In doing so he felt that he stood in a somewhat
new situation. Whoever had been called
upon to propose the health of his Hon. Friend to
whom he alluded, some time ago, would have found
himself enabled, from the mystery in which certain
matters were involved, to gratify himself and his
auditors by allusions which found a responding
chord in their own feelings, and to deal in the language,
the sincere language, of panegyric, without
intruding on the modesty of the great individual
to whom be referred. But it was no longer possible,
consistently with the respect to one's auditors,
to use upon this subject terms either of mystification,
or of obscure or indirect allusion. The
clouds have been dispelled---the _darkness visible_
has been cleared away---and the Great Unknown
---the minstrel of our native land---the mighty
magician who has rolled back the current of time,
and conjured up before our living senses the men
and the manners of days which have long passed
away, stands revealed to the hearts and the eyes of
his affectionate and admiring countrymen.

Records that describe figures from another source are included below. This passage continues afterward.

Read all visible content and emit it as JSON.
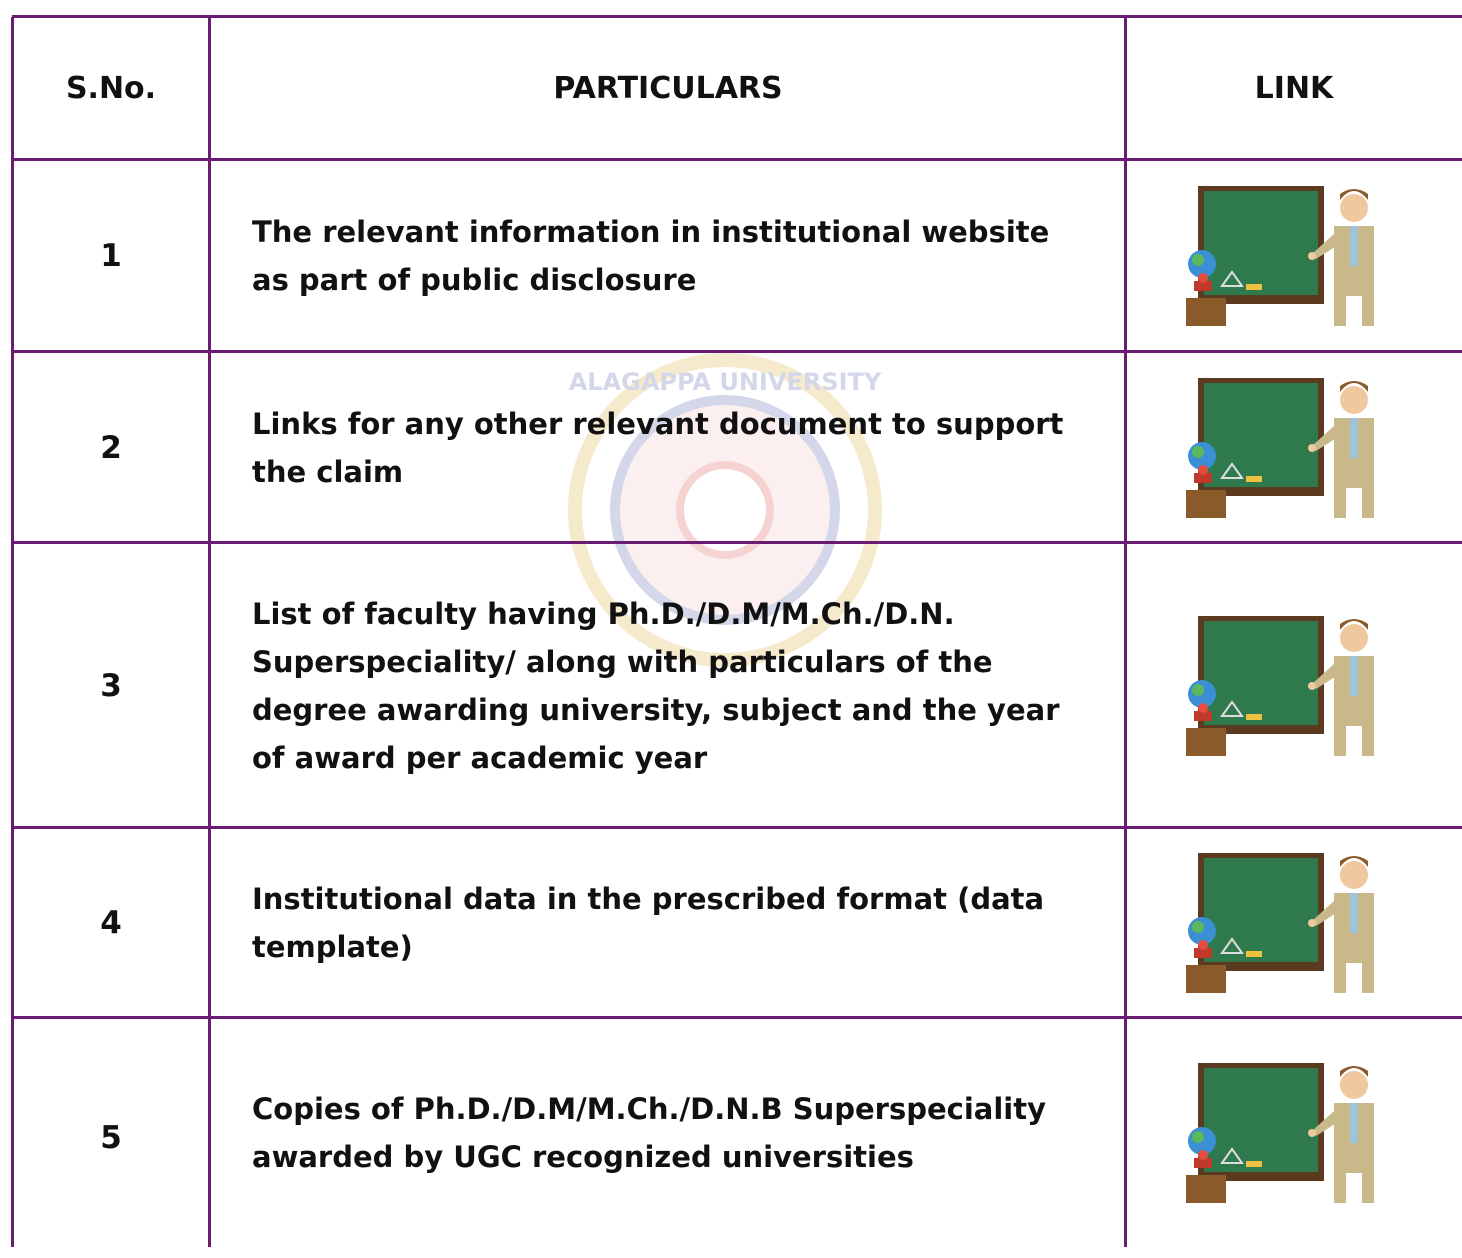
{
  "watermark": "ALAGAPPA UNIVERSITY",
  "table": {
    "header": [
      "S.No.",
      "PARTICULARS",
      "LINK"
    ],
    "rows": [
      [
        "1",
        "The relevant information in institutional website as part of public disclosure"
      ],
      [
        "2",
        "Links for any other relevant document to support the claim"
      ],
      [
        "3",
        "List of faculty having Ph.D./D.M/M.Ch./D.N. Superspeciality/ along with particulars of the degree awarding university, subject and the year of award per academic year"
      ],
      [
        "4",
        "Institutional data in the prescribed format (data template)"
      ],
      [
        "5",
        "Copies of Ph.D./D.M/M.Ch./D.N.B Superspeciality awarded by UGC recognized universities"
      ]
    ]
  }
}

If he
himself were capable of imagining all that belonged
to this mighty subject---were he even able to give
utterance to all that as a friend, as a man, and as
a Scotsman, he must feel regarding it, yet knowing,
as he well did, that this illustrious individual was
not more distinguished for his towering talents, than
for those feelings which rendered such allusions
ungrateful to himself, however sparingly introduced,
he would, on that account, still refrain from
doing that which would otherwise be no less
pleasing to him than to his audience.